Vivienne westwood story

430 KINGS ROAD
1971 – 1980

The hippie movement was still the fashion look of late 1960s London, but this did not inspire Vivienne Westwood and Malcolm McLaren, they were more interested in rebellion and in particular 1950s clothing, music and memorabilia. Vivienne began by making Teddy Boy clothes for McLaren and in 1971 they opened Let it Rock at 430 Kings Road.

By 1972 the designer’s interests had turned to biker clothing, zips and leather. The shop was re-branded with a skull and crossbones and renamed Too Fast to Live, Too Young to Die. Westwood and McLaren began to design t-shirts with provocative messages leading to their prosecution under the obscenity laws; their reaction was to re-brand the shop once again and produce even more hard core images.
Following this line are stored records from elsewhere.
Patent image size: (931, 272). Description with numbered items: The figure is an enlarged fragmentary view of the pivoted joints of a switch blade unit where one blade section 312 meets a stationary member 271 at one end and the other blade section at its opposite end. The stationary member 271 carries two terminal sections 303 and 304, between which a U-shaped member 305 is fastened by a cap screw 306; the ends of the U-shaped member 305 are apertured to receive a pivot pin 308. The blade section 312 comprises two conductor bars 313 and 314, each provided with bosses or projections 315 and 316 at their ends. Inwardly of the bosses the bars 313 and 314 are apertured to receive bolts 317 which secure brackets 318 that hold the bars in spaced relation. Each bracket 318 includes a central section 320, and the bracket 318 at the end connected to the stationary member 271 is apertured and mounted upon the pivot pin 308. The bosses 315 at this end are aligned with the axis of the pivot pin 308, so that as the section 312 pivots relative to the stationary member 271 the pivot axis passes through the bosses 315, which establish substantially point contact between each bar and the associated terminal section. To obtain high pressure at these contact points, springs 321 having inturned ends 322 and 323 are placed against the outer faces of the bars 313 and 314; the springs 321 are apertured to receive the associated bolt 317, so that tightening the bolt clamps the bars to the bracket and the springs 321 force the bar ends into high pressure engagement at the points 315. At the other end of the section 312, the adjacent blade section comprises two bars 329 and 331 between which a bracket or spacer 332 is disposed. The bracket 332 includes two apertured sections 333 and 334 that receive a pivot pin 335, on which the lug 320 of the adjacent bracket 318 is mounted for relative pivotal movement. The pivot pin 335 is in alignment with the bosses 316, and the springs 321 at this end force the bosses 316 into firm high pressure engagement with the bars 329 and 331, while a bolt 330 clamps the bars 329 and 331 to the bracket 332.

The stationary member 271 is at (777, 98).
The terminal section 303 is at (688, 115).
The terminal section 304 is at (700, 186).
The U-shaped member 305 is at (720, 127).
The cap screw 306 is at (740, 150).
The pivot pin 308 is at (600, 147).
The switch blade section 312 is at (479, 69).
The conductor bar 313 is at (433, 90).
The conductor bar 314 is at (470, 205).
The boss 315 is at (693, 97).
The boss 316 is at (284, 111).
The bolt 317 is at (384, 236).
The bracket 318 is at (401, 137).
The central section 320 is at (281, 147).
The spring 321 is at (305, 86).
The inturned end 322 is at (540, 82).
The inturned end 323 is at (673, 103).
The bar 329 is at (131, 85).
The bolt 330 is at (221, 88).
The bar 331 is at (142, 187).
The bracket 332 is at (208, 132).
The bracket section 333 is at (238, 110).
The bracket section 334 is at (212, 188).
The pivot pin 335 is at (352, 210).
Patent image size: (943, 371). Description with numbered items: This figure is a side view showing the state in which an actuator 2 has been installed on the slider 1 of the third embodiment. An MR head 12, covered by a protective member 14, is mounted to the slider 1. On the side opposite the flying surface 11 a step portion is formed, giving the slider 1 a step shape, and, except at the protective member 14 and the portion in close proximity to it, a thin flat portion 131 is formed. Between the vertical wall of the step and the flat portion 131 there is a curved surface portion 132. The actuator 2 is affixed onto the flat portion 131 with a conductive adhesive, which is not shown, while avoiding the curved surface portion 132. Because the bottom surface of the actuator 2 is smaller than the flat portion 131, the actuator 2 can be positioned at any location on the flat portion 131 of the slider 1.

By 1974 the shop had been renamed Sex, a shop ‘unlike anything else going on in England at the time’ with the slogan ‘rubberwear for the office’.

In 1976 the Sex Pistol’s God Save the Queen, managed by McLaren, went to number one and was refused air time by the BBC. The shop reopened as Seditionaires transforming the straps and zips of obscure sexual fetishism into fashion and inspiring a D.I.Y. aesthetic. The media called it ‘Punk Rock’.
The collapse of the Sex Pistols and the absorption of Punk into the mainstream left Westwood disenchanted. In 1980 the shop was refitted and renamed Worlds End, the name still in use today.

THE EARLY YEARS
1981-1987

The Pirate Collection of 1981 was Westwood and McLaren’s first catwalk show. This offered a romantic look which burst onto the London fashion scene and ensured this collection’s place in history.
Collections:

‘We’ve only stopped to note significant innovations, otherwise the ideas carry through and develop throughout the collections.’

Pirates, AW 1981-82, first catwalk show.
— Plundering history and the Third World.
— Research into historical dress, keeping the original cuts as fashion.
— Inspiration from Native Americans. Ethnic cuts.
— Pirate trousers had a baggy bum/complete contrast to hippy hipsters and tight arse.
— Position of neck hole – when worn, garment is asymmetrical.
— At this important point in her career, Vivienne developed ethnic cutting techniques which are based on rectangles. She has an idea she knows will work, knocks it up in rough and in small scale and tries it out on a little dummy. Through various adjustments and fittings she arrives at a full scale finished garment in the right fabric. Clothes always have a dynamic with the body. She continues to mix this in with historical cuts.

Savage, SS 1982
Buffalo Girls (Nostalgia of Mud), AW 1982-83

— Colours: Mud.
— Raw cut sheepskin.
— Bras – underwear worn as outerwear.
— Inspiration: Peruvian women wearing bowler hats and full skirts, dancing with their babies tied on their back.
— Collaboration with Malcolm McLaren ceased.

Punkature, SS 1983
— Inspiration: Blade Runner, desert landscape.
— Distressed fabric and recycled junk.
Witches, AW 1983-84
— Visit to New York, met Keith Haring. His art looked like magic signs and hieroglyphs. Therefore – collection ‘Witches’.
— Hip hop, styling of garments stop-frame look, white trainers customized with three tongues, pointed Chico Marx hats.

Hypnos, SS 1984
— Image: Greek God of Sleep.
— Collection very active, sporty, nothing to do with sleep. Very hip.

Clint Eastwood, AW 1984-85
— Westwood said, “Sometimes you need to transport your idea to an empty landscape and then populate it with fantastic looking people.”